Key Responsibilities:
1. Data Ingestion & Integration
- Build and maintain scalable data ingestion pipelines (batch and streaming) from enterprise systems (ERP, CRM, WMS, IoT).
Apply transformations, masking, and validations for regulatory compliance (e.g., HIPAA, GDPR).
2. ETL/ELT & Data Processing
- Develop ETL/ELT workflows using tools like Airflow or Spark.
Work with ML/AI teams to structure data for analytics, simulations, and LLM-powered use cases.
3. Multi-Database Storage
- Design and optimize data storage across:
- Relational (e.g., PostgreSQL)
- Analytical (e.g., Snowflake, BigQuery)
- Graph (e.g., Neo4j)
- Vector (e.g., Pinecone, Milvus)
- Align storage design with specific workloads for maximum efficiency.
4. Governance & Data Quality - Implement data quality checks, lineage, metadata management, and MDM practices.
Apply secure data handling and role-based access control.
5. Performance & Scalability
- Monitor and optimize pipelines for latency, throughput, and reliability.
Apply best practices in distributed and streaming data processing (e.g., Kafka, Spark, Flink).
6. Collaboration & Documentation
- Work with DevOps, Data Science, and AI/ML teams to align pipelines with product needs.
- Maintain clear documentation of data flows and governance policies.
Qualifications:
- 5+ years in data engineering, ETL/ELT pipeline development, data lakes, or streaming systems.

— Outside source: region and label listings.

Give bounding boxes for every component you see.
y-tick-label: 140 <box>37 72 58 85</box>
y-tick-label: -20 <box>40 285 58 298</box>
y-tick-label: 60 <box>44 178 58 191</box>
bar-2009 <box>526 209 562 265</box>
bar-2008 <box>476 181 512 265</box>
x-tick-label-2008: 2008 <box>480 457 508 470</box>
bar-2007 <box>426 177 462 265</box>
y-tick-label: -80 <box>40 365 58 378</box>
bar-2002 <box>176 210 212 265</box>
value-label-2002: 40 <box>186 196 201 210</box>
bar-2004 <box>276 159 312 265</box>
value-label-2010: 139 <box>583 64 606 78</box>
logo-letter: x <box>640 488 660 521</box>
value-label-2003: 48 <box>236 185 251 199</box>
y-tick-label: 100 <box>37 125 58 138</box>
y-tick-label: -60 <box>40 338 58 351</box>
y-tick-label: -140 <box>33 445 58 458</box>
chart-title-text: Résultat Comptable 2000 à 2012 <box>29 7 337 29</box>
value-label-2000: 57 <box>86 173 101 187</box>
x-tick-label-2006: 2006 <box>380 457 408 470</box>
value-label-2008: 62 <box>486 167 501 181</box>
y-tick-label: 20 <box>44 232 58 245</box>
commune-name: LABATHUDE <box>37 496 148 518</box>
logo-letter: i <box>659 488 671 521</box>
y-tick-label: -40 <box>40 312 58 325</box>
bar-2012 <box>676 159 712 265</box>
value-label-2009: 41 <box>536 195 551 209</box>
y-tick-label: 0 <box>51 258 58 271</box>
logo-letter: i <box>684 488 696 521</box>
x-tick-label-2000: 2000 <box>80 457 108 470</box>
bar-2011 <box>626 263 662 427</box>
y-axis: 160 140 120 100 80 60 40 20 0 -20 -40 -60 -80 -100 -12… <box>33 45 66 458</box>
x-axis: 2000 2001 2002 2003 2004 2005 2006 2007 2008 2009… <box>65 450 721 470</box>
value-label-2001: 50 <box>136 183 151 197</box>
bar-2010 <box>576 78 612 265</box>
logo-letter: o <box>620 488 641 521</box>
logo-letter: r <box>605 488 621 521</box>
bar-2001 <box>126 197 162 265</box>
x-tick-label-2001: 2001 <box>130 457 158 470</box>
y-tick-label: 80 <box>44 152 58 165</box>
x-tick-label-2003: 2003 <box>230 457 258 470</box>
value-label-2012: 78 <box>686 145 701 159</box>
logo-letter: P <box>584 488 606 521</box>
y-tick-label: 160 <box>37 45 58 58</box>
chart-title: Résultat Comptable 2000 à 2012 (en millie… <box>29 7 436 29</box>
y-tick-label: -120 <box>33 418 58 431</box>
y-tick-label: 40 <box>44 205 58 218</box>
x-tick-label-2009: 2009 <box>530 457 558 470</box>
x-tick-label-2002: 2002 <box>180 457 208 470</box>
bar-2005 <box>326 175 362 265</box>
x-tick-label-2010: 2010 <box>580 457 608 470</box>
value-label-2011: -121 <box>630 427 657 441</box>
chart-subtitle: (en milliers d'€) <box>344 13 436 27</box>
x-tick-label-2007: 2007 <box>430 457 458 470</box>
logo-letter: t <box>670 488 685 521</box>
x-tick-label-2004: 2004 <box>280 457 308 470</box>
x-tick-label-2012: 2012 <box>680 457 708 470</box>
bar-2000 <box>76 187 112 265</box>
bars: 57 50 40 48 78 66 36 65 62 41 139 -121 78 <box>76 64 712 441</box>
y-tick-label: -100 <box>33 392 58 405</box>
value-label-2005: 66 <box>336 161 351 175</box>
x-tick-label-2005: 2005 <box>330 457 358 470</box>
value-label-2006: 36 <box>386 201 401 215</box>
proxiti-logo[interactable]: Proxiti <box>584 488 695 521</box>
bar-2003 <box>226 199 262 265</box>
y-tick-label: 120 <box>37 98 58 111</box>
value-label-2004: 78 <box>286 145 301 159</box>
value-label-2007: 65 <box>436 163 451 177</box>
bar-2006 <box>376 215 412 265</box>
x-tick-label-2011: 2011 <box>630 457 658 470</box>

- Strong experience with Python (incl. FastAPI) and SQL.
- Experience with cloud platforms, primarily GCP, and some AWS.
- Hands-on with tools like Kafka, Airflow, Spark.
- Familiar with relational, analytical, NoSQL, graph, and vector databases.
- Understanding of metadata, lineage, MDM, and data compliance (GDPR, HIPAA).
- Strong grasp of data security, encryption, and access control.
- Excellent communication and cross-functional collaboration skills.
Why This Role
Impact: Contribute to building a core data foundation for a powerful AI platform.
Growth: Gain experience across streaming, multi-DB architectures, and AI-focused data use cases.
Collaboration: Work alongside data scientists, engineers, and AI researchers to create automated, intelligent solutions.
We offer:
- Competitive compensation based on experience and skills.
- Flexible working hours and remote work environment.
- Opportunities for professional growth and development.
- Collaborative and innovative team culture.
- Participation in exciting and challenging projects.
This position offers the opportunity to shape a robust data ecosystem for a cutting-edge AI platform, ensuring the quality and reliability of data that underpins analytics, process intelligence, and decision automation.